Marx’s ambitions for the review were heroically grand. ‘I have little doubt that by the time three, or maybe two, monthly issues have appeared, a world conflagration will intervene,’ he predicted. In the meantime, however, there was the small but tiresome problem of finance. Convinced that ‘money is to be had only in America’, Marx decided to send Conrad Schramm on a transatlantic fund-raising tour – until it belatedly dawned on him that such a lengthy journey would incur even more expense.
The new journal, which limped through five issues before expiring, was jinxed from the start. The first issue was postponed when Marx fell ill for a fortnight; the typesetters’ inability to decipher his scrawl caused further delay; he argued continually with the publisher and distributor, suspecting them of being in league with the censors. The miracle is that it ever appeared at all.

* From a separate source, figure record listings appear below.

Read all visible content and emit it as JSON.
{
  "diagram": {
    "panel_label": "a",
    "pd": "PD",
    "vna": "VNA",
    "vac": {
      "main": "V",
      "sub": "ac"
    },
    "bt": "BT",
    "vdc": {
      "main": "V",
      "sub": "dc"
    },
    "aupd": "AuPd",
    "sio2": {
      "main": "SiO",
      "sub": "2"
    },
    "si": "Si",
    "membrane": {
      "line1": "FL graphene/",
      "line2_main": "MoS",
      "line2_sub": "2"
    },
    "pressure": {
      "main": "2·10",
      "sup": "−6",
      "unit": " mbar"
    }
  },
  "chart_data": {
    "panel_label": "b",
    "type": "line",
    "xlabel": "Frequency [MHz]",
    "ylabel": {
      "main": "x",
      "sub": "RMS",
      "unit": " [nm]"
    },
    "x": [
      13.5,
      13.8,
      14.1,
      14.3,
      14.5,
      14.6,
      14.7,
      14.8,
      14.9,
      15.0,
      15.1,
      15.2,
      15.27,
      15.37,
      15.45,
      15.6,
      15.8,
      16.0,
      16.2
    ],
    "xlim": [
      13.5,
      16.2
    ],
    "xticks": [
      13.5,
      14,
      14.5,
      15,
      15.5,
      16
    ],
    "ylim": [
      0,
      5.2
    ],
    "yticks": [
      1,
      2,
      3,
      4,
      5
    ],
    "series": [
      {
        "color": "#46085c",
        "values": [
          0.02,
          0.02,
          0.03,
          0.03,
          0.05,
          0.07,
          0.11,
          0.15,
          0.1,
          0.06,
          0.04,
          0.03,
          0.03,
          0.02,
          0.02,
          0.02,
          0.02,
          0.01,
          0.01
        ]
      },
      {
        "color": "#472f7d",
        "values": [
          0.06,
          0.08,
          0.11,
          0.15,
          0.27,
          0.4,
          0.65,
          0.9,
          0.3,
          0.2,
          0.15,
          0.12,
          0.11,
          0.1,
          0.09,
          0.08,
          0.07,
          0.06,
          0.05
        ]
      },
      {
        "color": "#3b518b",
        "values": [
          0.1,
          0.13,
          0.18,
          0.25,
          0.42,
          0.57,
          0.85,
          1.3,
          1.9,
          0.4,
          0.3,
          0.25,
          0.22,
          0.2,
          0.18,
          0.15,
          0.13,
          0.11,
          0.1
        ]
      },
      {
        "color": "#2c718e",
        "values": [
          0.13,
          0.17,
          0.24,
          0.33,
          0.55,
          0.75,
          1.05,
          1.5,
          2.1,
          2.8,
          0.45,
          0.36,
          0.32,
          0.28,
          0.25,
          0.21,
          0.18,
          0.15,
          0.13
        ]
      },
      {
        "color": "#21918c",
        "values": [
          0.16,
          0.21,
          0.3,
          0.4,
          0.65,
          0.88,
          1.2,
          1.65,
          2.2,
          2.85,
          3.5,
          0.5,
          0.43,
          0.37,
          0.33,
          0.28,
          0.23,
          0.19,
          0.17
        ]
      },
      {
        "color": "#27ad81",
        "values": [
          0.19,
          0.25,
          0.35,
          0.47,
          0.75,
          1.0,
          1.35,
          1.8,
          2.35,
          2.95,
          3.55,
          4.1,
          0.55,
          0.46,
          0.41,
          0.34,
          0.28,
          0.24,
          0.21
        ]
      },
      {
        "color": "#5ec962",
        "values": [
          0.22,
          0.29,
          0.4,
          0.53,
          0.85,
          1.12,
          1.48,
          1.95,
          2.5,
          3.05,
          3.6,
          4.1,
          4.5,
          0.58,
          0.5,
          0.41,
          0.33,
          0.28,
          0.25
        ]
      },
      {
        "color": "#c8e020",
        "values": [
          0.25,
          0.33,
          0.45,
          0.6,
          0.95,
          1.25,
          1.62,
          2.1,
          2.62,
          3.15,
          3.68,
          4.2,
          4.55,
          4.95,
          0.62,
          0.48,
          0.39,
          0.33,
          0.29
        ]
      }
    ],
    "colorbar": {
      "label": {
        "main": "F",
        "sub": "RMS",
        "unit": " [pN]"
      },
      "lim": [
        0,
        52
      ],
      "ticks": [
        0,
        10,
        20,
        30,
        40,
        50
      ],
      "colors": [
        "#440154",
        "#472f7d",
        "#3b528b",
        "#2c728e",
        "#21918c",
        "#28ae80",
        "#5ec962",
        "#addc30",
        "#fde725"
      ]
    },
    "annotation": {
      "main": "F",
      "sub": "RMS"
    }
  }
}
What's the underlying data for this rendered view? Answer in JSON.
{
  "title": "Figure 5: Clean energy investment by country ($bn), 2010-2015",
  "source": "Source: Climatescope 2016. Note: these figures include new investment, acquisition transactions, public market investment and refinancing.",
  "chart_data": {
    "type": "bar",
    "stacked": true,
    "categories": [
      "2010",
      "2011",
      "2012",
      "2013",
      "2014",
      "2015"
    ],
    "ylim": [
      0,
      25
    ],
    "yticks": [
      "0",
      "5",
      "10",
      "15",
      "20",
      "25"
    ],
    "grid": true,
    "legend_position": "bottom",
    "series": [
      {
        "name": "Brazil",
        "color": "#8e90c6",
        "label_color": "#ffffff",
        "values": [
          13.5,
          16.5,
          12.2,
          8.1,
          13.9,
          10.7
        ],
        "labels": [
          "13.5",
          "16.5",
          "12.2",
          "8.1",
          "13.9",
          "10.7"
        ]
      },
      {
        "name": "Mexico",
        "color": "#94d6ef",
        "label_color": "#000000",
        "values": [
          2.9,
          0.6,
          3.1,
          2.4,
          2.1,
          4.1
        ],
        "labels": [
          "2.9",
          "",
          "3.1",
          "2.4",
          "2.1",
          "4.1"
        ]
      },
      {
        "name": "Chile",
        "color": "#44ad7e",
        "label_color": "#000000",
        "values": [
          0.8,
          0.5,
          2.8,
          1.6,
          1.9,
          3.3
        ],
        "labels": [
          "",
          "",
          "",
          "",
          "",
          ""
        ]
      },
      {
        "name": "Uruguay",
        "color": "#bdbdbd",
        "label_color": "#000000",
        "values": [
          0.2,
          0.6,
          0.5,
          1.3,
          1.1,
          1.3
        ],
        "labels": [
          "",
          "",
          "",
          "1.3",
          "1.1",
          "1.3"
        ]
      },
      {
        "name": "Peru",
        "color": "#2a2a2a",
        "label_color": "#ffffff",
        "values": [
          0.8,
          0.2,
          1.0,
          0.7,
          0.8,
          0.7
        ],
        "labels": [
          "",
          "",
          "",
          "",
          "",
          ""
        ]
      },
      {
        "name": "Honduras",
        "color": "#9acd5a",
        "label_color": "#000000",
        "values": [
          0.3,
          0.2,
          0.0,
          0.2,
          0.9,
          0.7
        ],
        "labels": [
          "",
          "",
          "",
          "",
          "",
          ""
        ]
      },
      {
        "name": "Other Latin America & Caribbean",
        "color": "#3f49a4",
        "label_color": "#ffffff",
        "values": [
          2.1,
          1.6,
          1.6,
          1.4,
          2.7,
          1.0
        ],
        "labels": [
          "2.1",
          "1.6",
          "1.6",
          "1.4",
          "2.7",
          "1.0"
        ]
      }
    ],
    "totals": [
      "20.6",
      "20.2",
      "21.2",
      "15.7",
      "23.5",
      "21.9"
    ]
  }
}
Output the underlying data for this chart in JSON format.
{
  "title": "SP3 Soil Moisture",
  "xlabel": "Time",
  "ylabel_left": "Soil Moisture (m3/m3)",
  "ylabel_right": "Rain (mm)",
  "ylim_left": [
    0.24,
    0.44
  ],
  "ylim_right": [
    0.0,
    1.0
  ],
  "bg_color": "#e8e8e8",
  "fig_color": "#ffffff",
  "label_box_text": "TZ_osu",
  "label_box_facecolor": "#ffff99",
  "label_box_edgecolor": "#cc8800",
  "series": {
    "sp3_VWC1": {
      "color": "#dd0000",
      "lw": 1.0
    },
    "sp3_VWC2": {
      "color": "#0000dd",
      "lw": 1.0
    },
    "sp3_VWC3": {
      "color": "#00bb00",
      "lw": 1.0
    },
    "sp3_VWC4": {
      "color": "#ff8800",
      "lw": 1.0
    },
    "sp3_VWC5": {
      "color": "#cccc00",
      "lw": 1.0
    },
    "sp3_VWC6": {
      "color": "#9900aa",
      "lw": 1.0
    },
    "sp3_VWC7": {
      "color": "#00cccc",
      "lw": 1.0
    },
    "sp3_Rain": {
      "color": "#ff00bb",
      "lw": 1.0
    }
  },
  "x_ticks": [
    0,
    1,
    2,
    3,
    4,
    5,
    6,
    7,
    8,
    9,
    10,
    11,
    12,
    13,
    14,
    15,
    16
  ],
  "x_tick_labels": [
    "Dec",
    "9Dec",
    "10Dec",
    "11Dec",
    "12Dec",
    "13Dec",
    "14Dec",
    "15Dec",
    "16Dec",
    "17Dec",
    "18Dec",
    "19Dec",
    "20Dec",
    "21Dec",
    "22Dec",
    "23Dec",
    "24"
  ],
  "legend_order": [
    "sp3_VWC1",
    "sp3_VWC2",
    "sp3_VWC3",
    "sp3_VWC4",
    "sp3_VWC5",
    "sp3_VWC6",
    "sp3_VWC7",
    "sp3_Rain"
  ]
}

There were many good things in the Revue – notably a long series in which Marx employed all his dialectical ingenuity to challenge the received wisdom that the French revolution of 1848 had failed. ‘What succumbed in these defeats was not the revolution. It was the pre-revolutionary traditional appendages, results of social relationships which had not yet come to the point of sharp class antagonisms …’ Success would have been a disaster in disguise: it was only by a series of rebuffs that the revolutionary party could free itself of illusory notions and opportunistic leaders. ‘In a word: the revolution made progress, forged ahead, not by its immediate tragi-comic achievements, but on the contrary by the creation of a powerful, united counter-revolution.’ Having proved this contrarian thesis to his own satisfaction (‘The revolution is dead! – Long live the revolution!’), he moved on to discuss Louis Napoleon’s spectacular victory in the presidential elections of December 1848. Why had the French voted, in such overwhelming numbers, for this preposterous deadbeat – ‘clumsily cunning, knavishly naïve, doltishly sublime, a calculated superstition, a pathetic burlesque, a cleverly stupid anachronism, a world-historic piece of buffoonery and an undecipherable hieroglyphic’? Simple: the very blankness of this junior Bonaparte allowed all classes and types to reinvent him in their own image. To the peasantry, he was the enemy of the rich; to the proletariat, he represented the overthrow of bourgeois republicanism; to the haute bourgeoisie, he offered the hope of royalist restoration; to the army, he promised war. Thus it happened that the most simple-minded man in France acquired the most complex significance: ‘Just because he was nothing, he could signify everything.’